Generalization is partly why small files and small functions are your friends. It also explains why boilerplate comments are worse than useless, and bears on why encapsulation and loose coupling are so crucial.

Why we don’t generalize

I’m not saying that generalization is easy, though.

One reason we don’t generalize is because we are being crushed by tech debt. We feel like we can’t afford it. This is a very real problem, but it is solvable–or at least improvable.

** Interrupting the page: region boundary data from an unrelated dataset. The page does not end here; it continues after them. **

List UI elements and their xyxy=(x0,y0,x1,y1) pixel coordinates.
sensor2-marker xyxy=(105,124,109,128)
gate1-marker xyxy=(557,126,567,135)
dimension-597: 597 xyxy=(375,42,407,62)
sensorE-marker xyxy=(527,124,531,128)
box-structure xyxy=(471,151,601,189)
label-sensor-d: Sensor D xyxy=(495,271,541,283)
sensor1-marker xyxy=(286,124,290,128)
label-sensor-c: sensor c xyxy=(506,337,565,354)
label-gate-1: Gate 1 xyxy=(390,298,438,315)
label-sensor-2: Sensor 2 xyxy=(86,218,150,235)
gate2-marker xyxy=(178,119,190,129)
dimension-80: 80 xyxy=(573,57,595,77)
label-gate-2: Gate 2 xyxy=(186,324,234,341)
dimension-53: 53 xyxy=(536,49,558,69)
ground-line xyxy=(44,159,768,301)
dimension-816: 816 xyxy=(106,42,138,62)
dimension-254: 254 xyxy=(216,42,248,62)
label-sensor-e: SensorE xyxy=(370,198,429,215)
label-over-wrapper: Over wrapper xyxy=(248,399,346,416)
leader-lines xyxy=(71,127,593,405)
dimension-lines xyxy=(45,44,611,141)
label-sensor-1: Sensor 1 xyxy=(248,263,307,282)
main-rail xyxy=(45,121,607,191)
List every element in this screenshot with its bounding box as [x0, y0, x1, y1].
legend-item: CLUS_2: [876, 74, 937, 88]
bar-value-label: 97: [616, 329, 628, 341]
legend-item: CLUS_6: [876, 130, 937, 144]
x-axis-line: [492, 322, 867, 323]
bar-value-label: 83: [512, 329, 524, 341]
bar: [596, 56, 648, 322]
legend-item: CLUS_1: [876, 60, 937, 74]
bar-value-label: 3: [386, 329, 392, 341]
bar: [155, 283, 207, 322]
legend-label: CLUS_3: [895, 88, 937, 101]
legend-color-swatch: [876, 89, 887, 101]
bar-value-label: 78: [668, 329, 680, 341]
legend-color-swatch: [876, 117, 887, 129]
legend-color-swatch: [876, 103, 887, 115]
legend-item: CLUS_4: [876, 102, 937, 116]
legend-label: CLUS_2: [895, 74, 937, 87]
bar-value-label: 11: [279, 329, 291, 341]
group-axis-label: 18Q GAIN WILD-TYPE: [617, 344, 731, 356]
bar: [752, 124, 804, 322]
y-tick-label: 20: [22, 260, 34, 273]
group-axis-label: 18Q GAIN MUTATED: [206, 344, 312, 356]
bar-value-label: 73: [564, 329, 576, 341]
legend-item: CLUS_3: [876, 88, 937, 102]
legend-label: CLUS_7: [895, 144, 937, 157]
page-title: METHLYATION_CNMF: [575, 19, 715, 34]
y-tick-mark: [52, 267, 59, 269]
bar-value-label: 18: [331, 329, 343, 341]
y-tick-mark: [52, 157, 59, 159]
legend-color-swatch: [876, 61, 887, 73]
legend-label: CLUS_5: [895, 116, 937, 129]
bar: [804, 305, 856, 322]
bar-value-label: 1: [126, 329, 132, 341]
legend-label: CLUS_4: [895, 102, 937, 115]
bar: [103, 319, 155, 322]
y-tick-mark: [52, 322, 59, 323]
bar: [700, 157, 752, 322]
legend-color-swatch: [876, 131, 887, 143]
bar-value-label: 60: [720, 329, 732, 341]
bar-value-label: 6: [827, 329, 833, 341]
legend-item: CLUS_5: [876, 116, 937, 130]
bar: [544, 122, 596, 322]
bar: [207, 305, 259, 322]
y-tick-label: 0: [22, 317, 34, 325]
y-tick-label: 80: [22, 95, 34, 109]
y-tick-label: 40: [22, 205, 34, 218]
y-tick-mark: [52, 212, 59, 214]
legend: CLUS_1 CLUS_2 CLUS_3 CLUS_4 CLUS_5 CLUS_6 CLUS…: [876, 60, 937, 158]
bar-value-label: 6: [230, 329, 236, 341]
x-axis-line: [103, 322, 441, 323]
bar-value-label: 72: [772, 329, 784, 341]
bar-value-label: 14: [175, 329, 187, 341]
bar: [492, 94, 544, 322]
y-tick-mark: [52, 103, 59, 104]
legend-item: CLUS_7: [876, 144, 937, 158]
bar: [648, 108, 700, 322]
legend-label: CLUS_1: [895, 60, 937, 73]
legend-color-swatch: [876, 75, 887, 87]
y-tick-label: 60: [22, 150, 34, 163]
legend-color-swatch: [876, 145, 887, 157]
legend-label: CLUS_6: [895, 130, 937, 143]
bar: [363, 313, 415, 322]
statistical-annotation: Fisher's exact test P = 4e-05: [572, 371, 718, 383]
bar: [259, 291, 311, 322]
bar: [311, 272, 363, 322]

Another reason we don’t generalize is because we’re addicted to details. I have heard performance zealots say that they couldn’t break up massive C/C++ functions because they couldn’t trust the compiler to inline like it was supposed to. This is utter nonsense. Setting aside the (largely valid) argument that the compiler is usually smarter about performance optimizations than the programmer, you can always use a macro, for pete’s sake. I’ve heard similar mindsets in laments about inheritance and vtables, the inefficiency of regexes, the inconvenience of private member variables, and lots of other features in every programming language I know. In each case, the technical points on which the rationalization rests may be narrowly valid–and maybe it matters in a very specific context–but there are almost always ways to generalize better or more cleanly than we like to claim. We should hang on to as few details as we have to.

A third reason we don’t generalize is because we don’t think hard enough, or we’re not smart enough to notice a pattern. This happens to me a lot; I find that I can’t generalize in code that I haven’t invested in deeply. It’s too easy to make mistakes.

A fourth reason we don’t generalize is because our tools and languages discourage us. Java, for example, is ridiculously detail-heavy in its management of data types: to declare a variable, you usually have to declare its type and name, and then set it equal to a new object of exactly that same type, named all over again. Do an egrep through a java codebase sometime, looking for typename identifier = new typename. It’s silly. You can have just as much type safety, without the mind-numbing repetition, as ML proved, and C++11 discovered with the introduction of the auto keyword.

There are lots of other examples. Aspect-oriented programming attempts to formalize generalizations that permeate or cross-cut a whole codebase; to the extent that AOP is awkward, we are generalizing against the grain of our tools. Poor flexibility in interface evolution is endemic in nearly every programming framework; for no good reason, it prevents us from generalizing about semantically compatible software. Programming languages declare functions, parameters, and local variables in a way that makes it laborious to extract a block of logic into a subroutine (though IDEs with refactoring features have mitigated this problem somewhat). The “step routines” feature of the intent programming language I’m writing is an attempt to address this problem; perhaps I’ll blog about that soon.

Call to action

Pragmatism always matters, of course; it may not be worth our time to generalize in every case. :-)

image credit: xkcd.com

Nonetheless, the best tech folks that I know are much better at this skill than the middle of the bell curve, and I don’t think that’s an accident. I’d like to see us, as an industry, do a better job of turning implicit patterns in our everyday engineering work into method, structure, and reusable building blocks.

Where do you have code, or processes, that are calling out for this sort of attention?